Holding: No; reversed. The Finder’s Fee Law applies to mortgage brokers, while the federal act applies to lenders and creditors.
Counsel: Frank Paul Bland Jr., Washington, D.C., for appellant; John A. McCauley for appellee.
RecordFax: 5-0809-21 (24 pages)

In a case of first impression in Maryland, the Court of Appeals held yesterday that the state Finder’s Fee Law — restricting a mortgage broker’s ability to charge a fee on subsequent loans on the same property within a 24-month period — was not pre-empted by the Federal Depository Institutions Deregulation and Monetary Control Act.

The decision reverses the Circuit Court for Frederick County, which had dismissed Linda R. Sweeney’s case against Owings Mills-based Savings First Mortgage LLC on federal pre-emption grounds last year.

Frank Paul Bland of the Washington, D.C.-based Trial Lawyers for Public Justice called it a great victory for consumers in Maryland.

“If the mortgage brokers had prevailed, there would have been a sea change in consumer protection laws,” he said. “There are some times when Congress intends to wipe away [state] consumer protection laws, but this is not one of them.”

Beth Mellen Harrison of the Public Justice Center, who filed an amicus brief in the matter, was also glad that the Finder’s Fee Law was allowed to remain in place. She said that while there are a number of state statutes regulating lenders, this law is one of the few protecting consumers from mortgage brokers.

“Mortgage brokers can take advantage by encouraging consumers to refinance loans repeatedly in a short period of time,” collecting a fee each time, she said. “The statute takes out the incentive for refinancing where it wouldn’t benefit the consumer.”

Savings First brokered one refinancing for Sweeney on her Frederick County residence in August 2000 and another in July 2001, receiving fees of $8,427 and $10,788, respectively. The lenders were First Union National Bank of Delaware and Texas-based Concorde Acceptance Corporation.

The state law provides that a mortgage broker may charge a finder’s fee of up to 8 percent on any loan and, in the case of a subsequent loan on the same property within two years, may charge a fee only on the amount that the subsequent loan exceeds the initial loan.

Sweeney sued in March 2004, contending that under state law, the maximum fee for the second loan was $1,452, or 8 percent of $18,150 (the first loan was for $140,250; the second, $158,400).

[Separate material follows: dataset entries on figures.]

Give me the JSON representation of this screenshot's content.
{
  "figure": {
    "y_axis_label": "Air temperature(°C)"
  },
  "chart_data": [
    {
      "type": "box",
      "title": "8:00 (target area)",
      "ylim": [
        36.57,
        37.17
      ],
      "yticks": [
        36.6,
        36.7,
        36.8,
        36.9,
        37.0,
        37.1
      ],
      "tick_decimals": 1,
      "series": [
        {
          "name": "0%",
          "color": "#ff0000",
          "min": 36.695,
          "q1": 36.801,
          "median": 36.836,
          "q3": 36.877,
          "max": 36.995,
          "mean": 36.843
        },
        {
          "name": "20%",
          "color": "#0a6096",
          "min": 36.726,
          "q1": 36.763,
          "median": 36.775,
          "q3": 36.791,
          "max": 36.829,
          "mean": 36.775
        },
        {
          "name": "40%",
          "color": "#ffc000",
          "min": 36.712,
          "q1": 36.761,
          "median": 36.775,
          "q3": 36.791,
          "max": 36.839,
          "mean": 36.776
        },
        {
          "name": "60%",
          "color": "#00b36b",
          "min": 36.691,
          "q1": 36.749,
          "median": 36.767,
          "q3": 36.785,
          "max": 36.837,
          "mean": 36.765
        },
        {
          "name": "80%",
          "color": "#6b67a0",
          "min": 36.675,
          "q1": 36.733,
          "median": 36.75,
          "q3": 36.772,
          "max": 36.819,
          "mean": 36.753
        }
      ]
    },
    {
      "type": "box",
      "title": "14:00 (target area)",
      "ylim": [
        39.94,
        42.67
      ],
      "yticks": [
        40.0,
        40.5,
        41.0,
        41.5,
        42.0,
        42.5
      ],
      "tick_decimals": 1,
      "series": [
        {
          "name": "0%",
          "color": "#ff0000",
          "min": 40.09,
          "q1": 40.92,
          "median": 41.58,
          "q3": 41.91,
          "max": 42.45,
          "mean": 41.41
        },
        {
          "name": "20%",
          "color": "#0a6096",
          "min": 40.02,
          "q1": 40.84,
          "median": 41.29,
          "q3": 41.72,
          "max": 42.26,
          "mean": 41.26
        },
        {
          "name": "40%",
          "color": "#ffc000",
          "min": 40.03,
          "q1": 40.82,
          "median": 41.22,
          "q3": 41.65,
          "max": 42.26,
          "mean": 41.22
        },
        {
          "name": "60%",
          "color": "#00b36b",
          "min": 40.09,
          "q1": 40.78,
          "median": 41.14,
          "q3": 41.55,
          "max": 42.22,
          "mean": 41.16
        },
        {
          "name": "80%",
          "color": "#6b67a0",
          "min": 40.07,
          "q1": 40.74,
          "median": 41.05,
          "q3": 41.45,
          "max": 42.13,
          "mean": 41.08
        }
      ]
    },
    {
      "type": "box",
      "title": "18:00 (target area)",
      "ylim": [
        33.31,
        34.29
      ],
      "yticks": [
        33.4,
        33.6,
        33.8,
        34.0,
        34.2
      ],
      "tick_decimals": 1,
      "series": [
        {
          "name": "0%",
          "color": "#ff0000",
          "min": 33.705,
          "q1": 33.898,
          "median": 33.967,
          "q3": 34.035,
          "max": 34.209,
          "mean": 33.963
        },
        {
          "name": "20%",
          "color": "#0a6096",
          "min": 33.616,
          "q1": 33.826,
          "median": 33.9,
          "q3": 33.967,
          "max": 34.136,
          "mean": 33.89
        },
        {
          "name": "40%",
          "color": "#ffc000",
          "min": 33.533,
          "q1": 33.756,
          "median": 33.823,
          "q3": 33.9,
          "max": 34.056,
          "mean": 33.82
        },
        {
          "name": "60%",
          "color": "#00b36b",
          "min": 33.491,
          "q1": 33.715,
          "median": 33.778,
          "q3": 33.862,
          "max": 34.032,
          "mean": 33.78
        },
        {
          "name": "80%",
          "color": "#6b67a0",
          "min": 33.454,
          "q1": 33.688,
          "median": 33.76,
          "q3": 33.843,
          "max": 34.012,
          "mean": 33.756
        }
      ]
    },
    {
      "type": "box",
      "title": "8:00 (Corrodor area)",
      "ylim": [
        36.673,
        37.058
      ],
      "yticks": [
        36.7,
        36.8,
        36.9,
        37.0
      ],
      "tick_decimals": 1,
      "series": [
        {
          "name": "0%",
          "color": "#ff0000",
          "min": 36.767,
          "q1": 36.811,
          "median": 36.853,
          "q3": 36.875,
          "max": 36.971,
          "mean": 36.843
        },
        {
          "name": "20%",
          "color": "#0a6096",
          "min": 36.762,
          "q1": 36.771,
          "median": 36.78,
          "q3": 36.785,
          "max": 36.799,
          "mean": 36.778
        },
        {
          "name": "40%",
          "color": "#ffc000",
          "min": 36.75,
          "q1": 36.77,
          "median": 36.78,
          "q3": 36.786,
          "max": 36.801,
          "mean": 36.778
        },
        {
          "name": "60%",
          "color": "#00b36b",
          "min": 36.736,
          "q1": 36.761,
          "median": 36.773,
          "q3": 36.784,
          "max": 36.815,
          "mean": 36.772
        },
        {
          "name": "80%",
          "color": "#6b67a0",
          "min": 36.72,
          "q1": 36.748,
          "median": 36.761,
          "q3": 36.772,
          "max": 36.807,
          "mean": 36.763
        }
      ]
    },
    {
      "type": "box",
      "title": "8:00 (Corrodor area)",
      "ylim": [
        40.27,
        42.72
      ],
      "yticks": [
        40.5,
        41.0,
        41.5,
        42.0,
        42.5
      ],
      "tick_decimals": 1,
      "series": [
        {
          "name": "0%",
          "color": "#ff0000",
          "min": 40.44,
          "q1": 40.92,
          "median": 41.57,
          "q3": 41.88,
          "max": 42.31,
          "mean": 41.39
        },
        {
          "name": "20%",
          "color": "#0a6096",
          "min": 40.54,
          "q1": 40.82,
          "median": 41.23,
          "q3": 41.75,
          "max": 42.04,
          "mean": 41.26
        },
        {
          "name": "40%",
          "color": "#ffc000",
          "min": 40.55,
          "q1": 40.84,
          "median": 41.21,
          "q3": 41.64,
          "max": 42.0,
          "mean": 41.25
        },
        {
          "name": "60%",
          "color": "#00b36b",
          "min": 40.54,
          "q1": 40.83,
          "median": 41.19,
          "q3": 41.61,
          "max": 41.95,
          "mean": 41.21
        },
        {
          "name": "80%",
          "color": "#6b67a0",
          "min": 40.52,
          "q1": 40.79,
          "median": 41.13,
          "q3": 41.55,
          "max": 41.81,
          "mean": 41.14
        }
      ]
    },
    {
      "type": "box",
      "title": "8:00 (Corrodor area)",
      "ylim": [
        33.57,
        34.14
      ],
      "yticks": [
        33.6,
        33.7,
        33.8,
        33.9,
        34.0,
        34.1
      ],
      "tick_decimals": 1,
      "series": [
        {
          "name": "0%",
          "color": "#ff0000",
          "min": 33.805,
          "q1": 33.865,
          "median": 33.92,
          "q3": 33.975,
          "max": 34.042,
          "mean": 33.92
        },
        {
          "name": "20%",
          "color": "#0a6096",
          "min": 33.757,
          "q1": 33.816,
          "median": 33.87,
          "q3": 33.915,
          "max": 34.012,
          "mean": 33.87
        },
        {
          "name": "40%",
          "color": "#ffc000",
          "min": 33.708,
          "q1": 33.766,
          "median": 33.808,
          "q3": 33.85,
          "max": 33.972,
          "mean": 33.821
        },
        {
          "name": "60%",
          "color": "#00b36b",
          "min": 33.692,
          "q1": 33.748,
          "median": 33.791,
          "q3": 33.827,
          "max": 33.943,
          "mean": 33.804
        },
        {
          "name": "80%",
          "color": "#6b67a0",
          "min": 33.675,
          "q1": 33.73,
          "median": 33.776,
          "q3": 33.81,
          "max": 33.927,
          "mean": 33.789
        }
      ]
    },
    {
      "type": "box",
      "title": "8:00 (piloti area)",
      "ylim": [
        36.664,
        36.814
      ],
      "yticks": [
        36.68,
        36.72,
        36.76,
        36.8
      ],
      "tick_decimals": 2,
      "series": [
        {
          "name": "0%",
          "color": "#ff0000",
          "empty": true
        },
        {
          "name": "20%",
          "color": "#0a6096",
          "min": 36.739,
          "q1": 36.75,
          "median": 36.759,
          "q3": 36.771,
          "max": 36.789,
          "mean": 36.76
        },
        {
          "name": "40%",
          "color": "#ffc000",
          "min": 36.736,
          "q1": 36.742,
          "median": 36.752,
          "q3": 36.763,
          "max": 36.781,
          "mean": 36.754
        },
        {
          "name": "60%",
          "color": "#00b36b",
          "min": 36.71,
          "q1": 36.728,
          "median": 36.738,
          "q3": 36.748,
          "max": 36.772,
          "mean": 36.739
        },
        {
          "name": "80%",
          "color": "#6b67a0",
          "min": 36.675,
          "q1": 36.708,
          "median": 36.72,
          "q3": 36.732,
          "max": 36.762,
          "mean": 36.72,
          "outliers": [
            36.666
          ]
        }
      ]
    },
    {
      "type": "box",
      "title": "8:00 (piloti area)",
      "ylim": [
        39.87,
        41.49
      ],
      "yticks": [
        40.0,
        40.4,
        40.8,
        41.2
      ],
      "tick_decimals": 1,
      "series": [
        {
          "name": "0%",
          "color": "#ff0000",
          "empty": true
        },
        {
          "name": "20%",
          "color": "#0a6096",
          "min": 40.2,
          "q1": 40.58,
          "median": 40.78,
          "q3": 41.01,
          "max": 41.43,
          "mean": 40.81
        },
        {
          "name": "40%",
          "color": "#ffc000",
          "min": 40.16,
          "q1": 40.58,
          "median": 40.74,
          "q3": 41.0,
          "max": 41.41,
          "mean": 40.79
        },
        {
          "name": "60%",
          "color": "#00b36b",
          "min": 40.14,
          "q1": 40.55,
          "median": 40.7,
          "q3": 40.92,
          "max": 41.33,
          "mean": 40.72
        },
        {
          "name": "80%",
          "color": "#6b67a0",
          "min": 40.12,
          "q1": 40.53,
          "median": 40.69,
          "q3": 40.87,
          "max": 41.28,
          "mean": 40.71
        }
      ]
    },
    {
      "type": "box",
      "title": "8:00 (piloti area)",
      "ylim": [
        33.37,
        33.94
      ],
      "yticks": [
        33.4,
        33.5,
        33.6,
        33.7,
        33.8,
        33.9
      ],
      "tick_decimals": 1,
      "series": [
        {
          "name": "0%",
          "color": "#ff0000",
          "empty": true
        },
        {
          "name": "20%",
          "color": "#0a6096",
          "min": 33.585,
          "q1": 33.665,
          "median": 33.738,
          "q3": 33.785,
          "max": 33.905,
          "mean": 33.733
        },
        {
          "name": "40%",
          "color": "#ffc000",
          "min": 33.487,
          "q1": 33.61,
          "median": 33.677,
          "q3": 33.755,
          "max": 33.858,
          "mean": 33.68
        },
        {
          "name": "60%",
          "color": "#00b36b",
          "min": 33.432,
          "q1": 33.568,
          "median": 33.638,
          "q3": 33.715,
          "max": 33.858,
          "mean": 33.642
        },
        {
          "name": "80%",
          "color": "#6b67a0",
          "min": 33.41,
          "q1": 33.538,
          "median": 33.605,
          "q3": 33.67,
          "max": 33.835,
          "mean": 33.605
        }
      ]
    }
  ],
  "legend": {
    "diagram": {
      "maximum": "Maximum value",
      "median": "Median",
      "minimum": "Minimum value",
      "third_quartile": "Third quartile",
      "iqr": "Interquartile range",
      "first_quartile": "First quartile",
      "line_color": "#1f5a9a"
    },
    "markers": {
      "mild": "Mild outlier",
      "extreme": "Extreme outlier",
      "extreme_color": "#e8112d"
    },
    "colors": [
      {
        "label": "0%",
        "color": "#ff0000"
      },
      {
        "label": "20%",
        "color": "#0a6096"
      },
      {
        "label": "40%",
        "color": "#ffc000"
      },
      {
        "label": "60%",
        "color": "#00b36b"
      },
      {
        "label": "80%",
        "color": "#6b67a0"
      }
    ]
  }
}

Savings First filed a motion to dismiss, alleging that the statute was pre-empted by federal law, which prohibits a state from limiting the rate or amount of interest, discount points, finance charges or other charges applying to qualifying mortgages. The circuit court agreed.

But in yesterday’s opinion — taking the case before proceedings in the intermediate appellate court — the Court of Appeals reversed.

The court agreed with Sweeney that the federal law, referred to in the opinion as DIDMCA, was intended by Congress to protect lender/creditors, not mortgage brokers, from state regulation. It refused to find that a broker was a lender or creditor within the purview of that law.

DIDMCA, the court noted, was enacted to keep states from restricting interest rates to below-market levels at a time when interest rates were skyrocketing — the late 1970s and early 1980s. Such state restrictions created a lack of available mortgage funds.
“The proper interpretation of the DIDMCA’s preemption provision is to offer immunity from state regulation to lenders in order to promote a national housing policy, not to offer the same protections to any party to a transaction to which a qualified lender is also party,” Judge Glenn T. Harrell Jr. wrote for the court. “Mortgage brokers are outside the reach that Congress intended for the federal statute.”

Counsel for Savings First Mortgage was unavailable for comment yesterday.